Diabetes and the Brain: Unclear Evidence
"I think it's a real stretch to call Alzheimer's disease type 3 diabetes," says Janet B. McGill, MD, an endocrinologist and professor of medicine at the Washington University School of Medicine, St. Louis. "We just don't have the evidence."
Kalyani agrees. "We need more research," she says, noting that it's difficult to tease out the effects of diabetes from related conditions. "High blood pressure and obesity often go along with diabetes," she tells WebMD. "It's possible that they could play a role in the increased risk of Alzheimer's disease."
Researchers have also long known that diabetes has effects on the brain aside from those that may be related to insulin levels. Diabetes increases the risk of both major and minor strokes. High glucose may damage brain cells directly, which could cause memory problems and other dementia symptoms.
Insulin and the Brain: What Should I do?
If you have diabetes, the implications of this research may be worrying. Are you at higher risk for conditions such as Alzheimer's disease?

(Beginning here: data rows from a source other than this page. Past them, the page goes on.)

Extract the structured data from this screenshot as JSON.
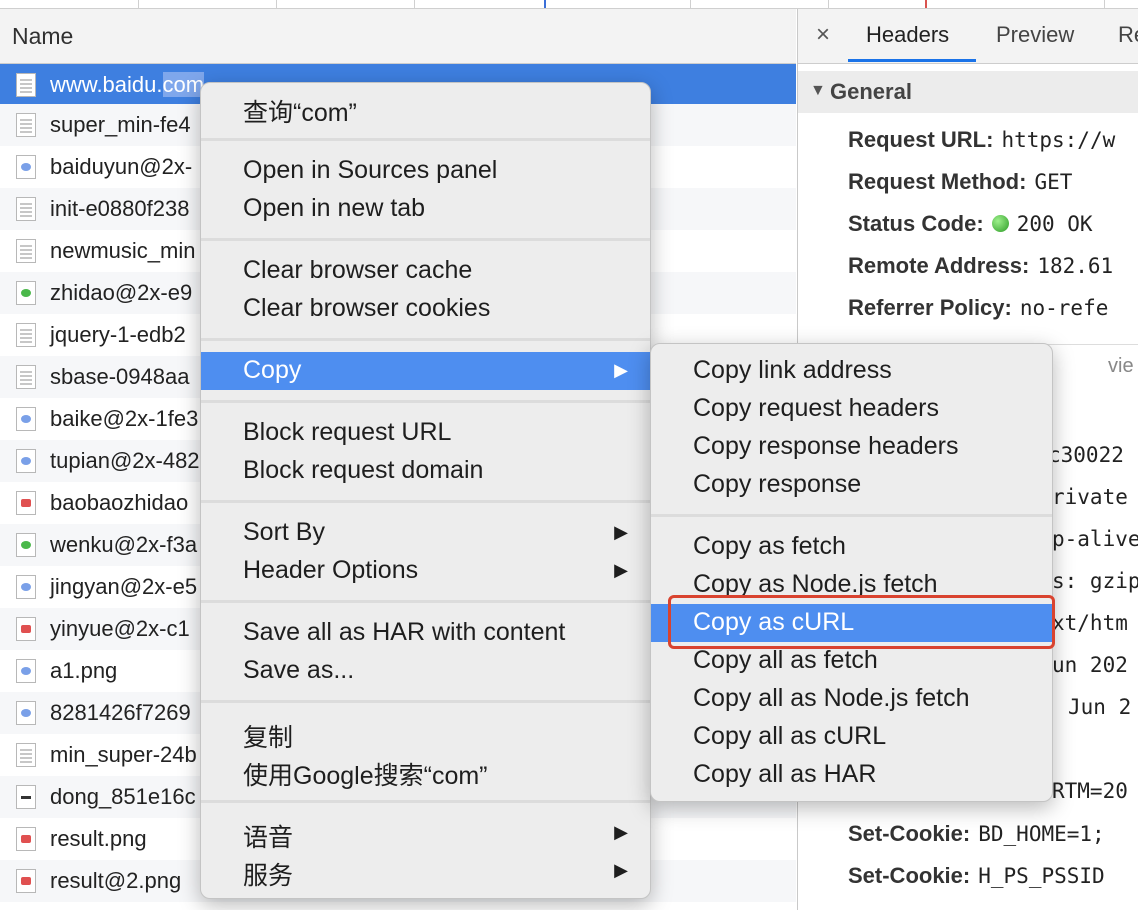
{
  "network_list": {
    "header": "Name",
    "rows": [
      {
        "name_prefix": "www.baidu.",
        "name_highlight": "com",
        "icon": "document-icon",
        "selected": true
      },
      {
        "name": "super_min-fe4",
        "icon": "document-icon"
      },
      {
        "name": "baiduyun@2x-",
        "icon": "image-icon"
      },
      {
        "name": "init-e0880f238",
        "icon": "document-icon"
      },
      {
        "name": "newmusic_min",
        "icon": "document-icon"
      },
      {
        "name": "zhidao@2x-e9",
        "icon": "image-icon"
      },
      {
        "name": "jquery-1-edb2",
        "icon": "document-icon"
      },
      {
        "name": "sbase-0948aa",
        "icon": "document-icon"
      },
      {
        "name": "baike@2x-1fe3",
        "icon": "image-icon"
      },
      {
        "name": "tupian@2x-482",
        "icon": "image-icon"
      },
      {
        "name": "baobaozhidao",
        "icon": "image-icon"
      },
      {
        "name": "wenku@2x-f3a",
        "icon": "image-icon"
      },
      {
        "name": "jingyan@2x-e5",
        "icon": "image-icon"
      },
      {
        "name": "yinyue@2x-c1",
        "icon": "image-icon"
      },
      {
        "name": "a1.png",
        "icon": "image-icon"
      },
      {
        "name": "8281426f7269",
        "icon": "image-icon"
      },
      {
        "name": "min_super-24b",
        "icon": "document-icon"
      },
      {
        "name": "dong_851e16c",
        "icon": "image-icon"
      },
      {
        "name": "result.png",
        "icon": "image-icon"
      },
      {
        "name": "result@2.png",
        "icon": "image-icon"
      }
    ]
  },
  "details": {
    "close": "×",
    "tabs": [
      "Headers",
      "Preview",
      "Re"
    ],
    "general_label": "General",
    "general_rows": [
      {
        "key": "Request URL:",
        "value": "https://w"
      },
      {
        "key": "Request Method:",
        "value": "GET"
      },
      {
        "key": "Status Code:",
        "value": "200 OK"
      },
      {
        "key": "Remote Address:",
        "value": "182.61"
      },
      {
        "key": "Referrer Policy:",
        "value": "no-refe"
      }
    ],
    "view_source": "vie",
    "fragments": [
      "c30022",
      "rivate",
      "p-alive",
      "s: gzip",
      "xt/htm",
      "un 202",
      "Jun 2",
      "RTM=20"
    ],
    "set_cookie_rows": [
      {
        "key": "Set-Cookie:",
        "value": "BD_HOME=1;"
      },
      {
        "key": "Set-Cookie:",
        "value": "H_PS_PSSID"
      }
    ]
  },
  "context_menu": {
    "items": [
      {
        "label": "查询“com”"
      },
      {
        "label": "Open in Sources panel"
      },
      {
        "label": "Open in new tab"
      },
      {
        "label": "Clear browser cache"
      },
      {
        "label": "Clear browser cookies"
      },
      {
        "label": "Copy",
        "arrow": "▶"
      },
      {
        "label": "Block request URL"
      },
      {
        "label": "Block request domain"
      },
      {
        "label": "Sort By",
        "arrow": "▶"
      },
      {
        "label": "Header Options",
        "arrow": "▶"
      },
      {
        "label": "Save all as HAR with content"
      },
      {
        "label": "Save as..."
      },
      {
        "label": "复制"
      },
      {
        "label": "使用Google搜索“com”"
      },
      {
        "label": "语音",
        "arrow": "▶"
      },
      {
        "label": "服务",
        "arrow": "▶"
      }
    ]
  },
  "copy_submenu": {
    "items": [
      {
        "label": "Copy link address"
      },
      {
        "label": "Copy request headers"
      },
      {
        "label": "Copy response headers"
      },
      {
        "label": "Copy response"
      },
      {
        "label": "Copy as fetch"
      },
      {
        "label": "Copy as Node.js fetch"
      },
      {
        "label": "Copy as cURL"
      },
      {
        "label": "Copy all as fetch"
      },
      {
        "label": "Copy all as Node.js fetch"
      },
      {
        "label": "Copy all as cURL"
      },
      {
        "label": "Copy all as HAR"
      }
    ]
  },
  "colors": {
    "selection_blue": "#3e7fe0",
    "menu_highlight": "#4e8ef0",
    "annotation_red": "#d9432f",
    "status_green": "#2c9b26"
  }
}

For now, many experts say the evidence is so hazy that people shouldn't dwell on it too much. Frankly, they say, there are plenty of other clearer risks to worry about from diabetes, such as nerve damage, kidney disease, cardiovascular problems, and others.
"There is good news," says Kahn. "Many of the health changes that we associate with diabetes are reversible to a significant extent." Increased exercise, a healthier diet, and in some cases medication can delay or even prevent diabetes-related health risks.
"People with diabetes can sometimes feel helpless," says Kalyani. "But actually, diabetes is a disease that people have some control over." With treatment and lifestyle changes, she says, people can cut their risks of eye, kidney, and nerve problems by up to 70%.
Instead of worrying about a possible link between diabetes and brain conditions, many experts suggest using it as further incentive to get your diabetes under control. We know that monitoring blood sugar, exercising, and eating a healthier diet can have dramatic benefits for your health. It could also have benefits we don't know about yet -- in the brain and elsewhere.